Modi Wows Nepal

Monday, August 04, 2014
Prime Minister Narendra Modi being welcomed by his Nepalese counterpart, Sushil Koirala, at Kathmandu airport (photo: PTI)

Prime Minister Narendra Modi more than made up for the 17 years that Nepal had not seen an Indian prime minister on a bilateral visit. He has re-energised ties with his landmark two-day visit – addressing the country’s Constituent Assembly, providing Rs. 10,000 crore ($1.67 billion) in concessional loans to help build power plants and roads, and offering his Nepali counterpart a free hand to renegotiate the 1950 partnership treaty between the two neighbours.

Modi has in two days succeeded in bringing Indo-Nepal ties back to the forefront of India’s regional diplomacy, overturning a decade of moribund ties under the previous UPA administration. He achieved a rare success by winning over all disparate elements in Nepal – the traditional political parties, the Maoists, and Madeshi leaders – who are often at loggerheads over the future direction of Nepal.

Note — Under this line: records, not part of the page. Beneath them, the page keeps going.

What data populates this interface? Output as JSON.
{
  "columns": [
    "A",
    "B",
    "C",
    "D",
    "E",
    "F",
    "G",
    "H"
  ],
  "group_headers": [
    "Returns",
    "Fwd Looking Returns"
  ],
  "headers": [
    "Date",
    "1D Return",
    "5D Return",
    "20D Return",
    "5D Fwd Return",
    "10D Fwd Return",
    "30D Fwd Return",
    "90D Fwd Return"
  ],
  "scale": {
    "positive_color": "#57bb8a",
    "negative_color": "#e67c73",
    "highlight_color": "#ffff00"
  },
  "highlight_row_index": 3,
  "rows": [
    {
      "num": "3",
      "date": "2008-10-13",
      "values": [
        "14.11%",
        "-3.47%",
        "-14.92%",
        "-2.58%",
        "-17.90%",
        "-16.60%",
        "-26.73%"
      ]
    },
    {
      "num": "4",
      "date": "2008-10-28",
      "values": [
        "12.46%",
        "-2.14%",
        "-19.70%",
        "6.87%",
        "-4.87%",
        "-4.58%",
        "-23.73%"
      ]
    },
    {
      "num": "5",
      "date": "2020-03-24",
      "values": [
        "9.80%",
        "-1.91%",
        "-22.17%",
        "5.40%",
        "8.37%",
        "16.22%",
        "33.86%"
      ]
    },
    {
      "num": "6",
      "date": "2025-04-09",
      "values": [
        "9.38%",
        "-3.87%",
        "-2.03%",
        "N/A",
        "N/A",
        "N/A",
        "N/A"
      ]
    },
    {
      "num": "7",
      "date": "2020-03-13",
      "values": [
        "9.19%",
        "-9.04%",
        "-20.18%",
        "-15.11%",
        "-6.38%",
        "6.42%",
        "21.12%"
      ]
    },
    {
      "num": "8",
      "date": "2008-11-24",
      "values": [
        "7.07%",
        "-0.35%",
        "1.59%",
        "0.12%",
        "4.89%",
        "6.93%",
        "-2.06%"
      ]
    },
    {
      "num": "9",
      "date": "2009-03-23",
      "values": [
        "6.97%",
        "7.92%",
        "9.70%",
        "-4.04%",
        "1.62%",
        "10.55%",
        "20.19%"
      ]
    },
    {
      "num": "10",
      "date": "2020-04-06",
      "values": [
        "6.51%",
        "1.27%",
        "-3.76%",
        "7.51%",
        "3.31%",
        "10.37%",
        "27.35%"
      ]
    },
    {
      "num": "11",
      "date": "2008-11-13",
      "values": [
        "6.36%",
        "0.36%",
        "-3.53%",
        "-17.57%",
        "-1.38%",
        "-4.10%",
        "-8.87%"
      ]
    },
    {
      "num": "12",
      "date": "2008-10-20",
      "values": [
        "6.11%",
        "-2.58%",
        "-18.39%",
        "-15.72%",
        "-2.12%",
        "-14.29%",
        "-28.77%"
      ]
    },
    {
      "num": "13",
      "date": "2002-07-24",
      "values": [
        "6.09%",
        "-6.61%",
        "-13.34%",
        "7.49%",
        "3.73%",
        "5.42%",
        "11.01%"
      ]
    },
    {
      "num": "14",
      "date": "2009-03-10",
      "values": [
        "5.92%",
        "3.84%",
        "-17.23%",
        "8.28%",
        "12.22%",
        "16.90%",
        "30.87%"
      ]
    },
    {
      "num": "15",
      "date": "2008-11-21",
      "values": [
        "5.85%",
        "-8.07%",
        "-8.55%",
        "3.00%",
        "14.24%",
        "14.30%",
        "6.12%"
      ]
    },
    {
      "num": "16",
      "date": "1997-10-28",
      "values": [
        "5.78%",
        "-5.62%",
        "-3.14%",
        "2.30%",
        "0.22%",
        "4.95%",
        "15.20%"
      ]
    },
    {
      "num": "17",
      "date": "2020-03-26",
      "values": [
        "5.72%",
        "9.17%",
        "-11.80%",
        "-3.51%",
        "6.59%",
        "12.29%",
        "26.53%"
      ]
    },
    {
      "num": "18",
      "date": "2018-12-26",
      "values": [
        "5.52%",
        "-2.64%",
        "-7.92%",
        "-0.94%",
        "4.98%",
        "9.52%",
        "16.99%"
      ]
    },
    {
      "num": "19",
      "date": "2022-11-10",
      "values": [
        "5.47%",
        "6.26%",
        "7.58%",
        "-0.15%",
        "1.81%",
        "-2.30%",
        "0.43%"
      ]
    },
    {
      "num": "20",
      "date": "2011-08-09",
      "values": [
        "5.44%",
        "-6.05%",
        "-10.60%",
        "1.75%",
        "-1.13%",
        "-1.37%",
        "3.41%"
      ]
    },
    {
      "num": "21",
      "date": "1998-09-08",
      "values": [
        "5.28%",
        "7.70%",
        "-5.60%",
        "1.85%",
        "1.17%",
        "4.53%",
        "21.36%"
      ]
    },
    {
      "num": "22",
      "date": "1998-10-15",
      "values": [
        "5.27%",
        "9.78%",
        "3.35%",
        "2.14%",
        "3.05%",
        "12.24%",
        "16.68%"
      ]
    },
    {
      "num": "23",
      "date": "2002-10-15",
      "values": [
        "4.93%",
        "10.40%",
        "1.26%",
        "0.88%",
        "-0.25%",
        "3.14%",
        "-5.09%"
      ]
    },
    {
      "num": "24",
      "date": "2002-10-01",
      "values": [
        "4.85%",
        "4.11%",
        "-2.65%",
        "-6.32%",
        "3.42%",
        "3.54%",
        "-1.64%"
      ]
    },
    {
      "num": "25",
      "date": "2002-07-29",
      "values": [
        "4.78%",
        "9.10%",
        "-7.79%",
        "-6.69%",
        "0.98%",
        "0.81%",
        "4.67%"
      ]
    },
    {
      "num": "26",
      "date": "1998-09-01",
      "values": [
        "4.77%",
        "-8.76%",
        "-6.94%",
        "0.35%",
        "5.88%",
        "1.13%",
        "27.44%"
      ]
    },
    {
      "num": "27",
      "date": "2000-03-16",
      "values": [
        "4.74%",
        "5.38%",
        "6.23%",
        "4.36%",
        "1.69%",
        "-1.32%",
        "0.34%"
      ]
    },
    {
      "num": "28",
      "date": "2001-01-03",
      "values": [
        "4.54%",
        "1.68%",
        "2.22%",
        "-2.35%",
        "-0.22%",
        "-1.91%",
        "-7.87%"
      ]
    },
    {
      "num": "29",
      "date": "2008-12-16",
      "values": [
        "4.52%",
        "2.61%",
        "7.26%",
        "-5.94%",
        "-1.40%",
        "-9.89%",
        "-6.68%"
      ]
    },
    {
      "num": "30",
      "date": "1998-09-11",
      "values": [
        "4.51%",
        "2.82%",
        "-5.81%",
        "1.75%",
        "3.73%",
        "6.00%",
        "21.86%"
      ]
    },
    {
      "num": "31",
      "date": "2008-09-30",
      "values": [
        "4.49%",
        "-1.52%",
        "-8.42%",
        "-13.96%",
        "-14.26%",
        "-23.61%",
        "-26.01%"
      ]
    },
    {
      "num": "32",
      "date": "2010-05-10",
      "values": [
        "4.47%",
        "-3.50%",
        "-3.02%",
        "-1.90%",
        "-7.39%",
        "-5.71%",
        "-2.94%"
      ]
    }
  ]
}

The Indian prime minister won the hearts of the Nepalese people when he made his opening remarks to the Constituent Assembly in the Nepali language. He said he was “overjoyed to be in Nepal” where he had first come as a “pilgrim” many years ago, and that he felt “very privileged and honoured” to be the first guest to be invited to address the House.

"Nepal needs highways, information ways and transmission ways. India will support you in all these," Modi told Nepal’s lawmakers.

"Nepal can use this on hydropower and infrastructure projects of its choice," he said to thunderous applause in a parliament chamber where politicians in the past have often criticized India as a "big brother". This time, however, Nepal’s power elite could not stop gushing about Modi’s speech, according to Hindustan Times.

Khimlal Devkota of the Maoists said Modi had cleared all the ‘confusion’ about India’s intentions; a top Madhesi leader said, “The ball now is in Nepal’s court to build this relationship”; and a Nepal Army general called the speech ‘absolutely magnetic’.

Meanwhile, Baburam Bhattarai, Maoist ideologue and former PM, tweeted that Modi had won the ‘hearts and minds’ of the Nepalese people with his ‘magical address’.

Since becoming prime minister in May, Modi has reached out to India’s neighbours in a foreign policy push that advisers say is key to his plans to make India a military and economic power, according to Reuters.

Indian and Nepali negotiators are working on a power pact aimed at harnessing Nepal's estimated 42,000 MW hydroelectric potential to meet domestic needs as well as supply India's energy-hungry economy.

The Himalayan nation currently has an installed capacity of a mere 600 MW because its development has been held back by years of political instability. It is still struggling with the transition to a constitutional republic after the abolition of the monarchy in 2008.

Nepal's politicians are at odds over the proposed energy pact. Opponents say it would give Indian firms a stranglehold over Nepal's energy resources and bar other countries, such as China, from investment in the sector.

Modi sought to allay those concerns. "Nepal can become a prosperous nation by selling electricity to India. We want to join you in your journey to prosperity," he declared in his speech.

On Monday, the Indian prime minister offered special prayers at Lord Pashupatinath temple, a holy Hindu landmark in Kathmandu, emphasising the religious bond between India and majority-Hindu Nepal.

“Nepal-India relations are as old as the Himalayas and the Ganga,” Modi pointed out on Sunday. They are now on an upswing thanks to the first visit to Nepal by an Indian prime minister in the 21st century.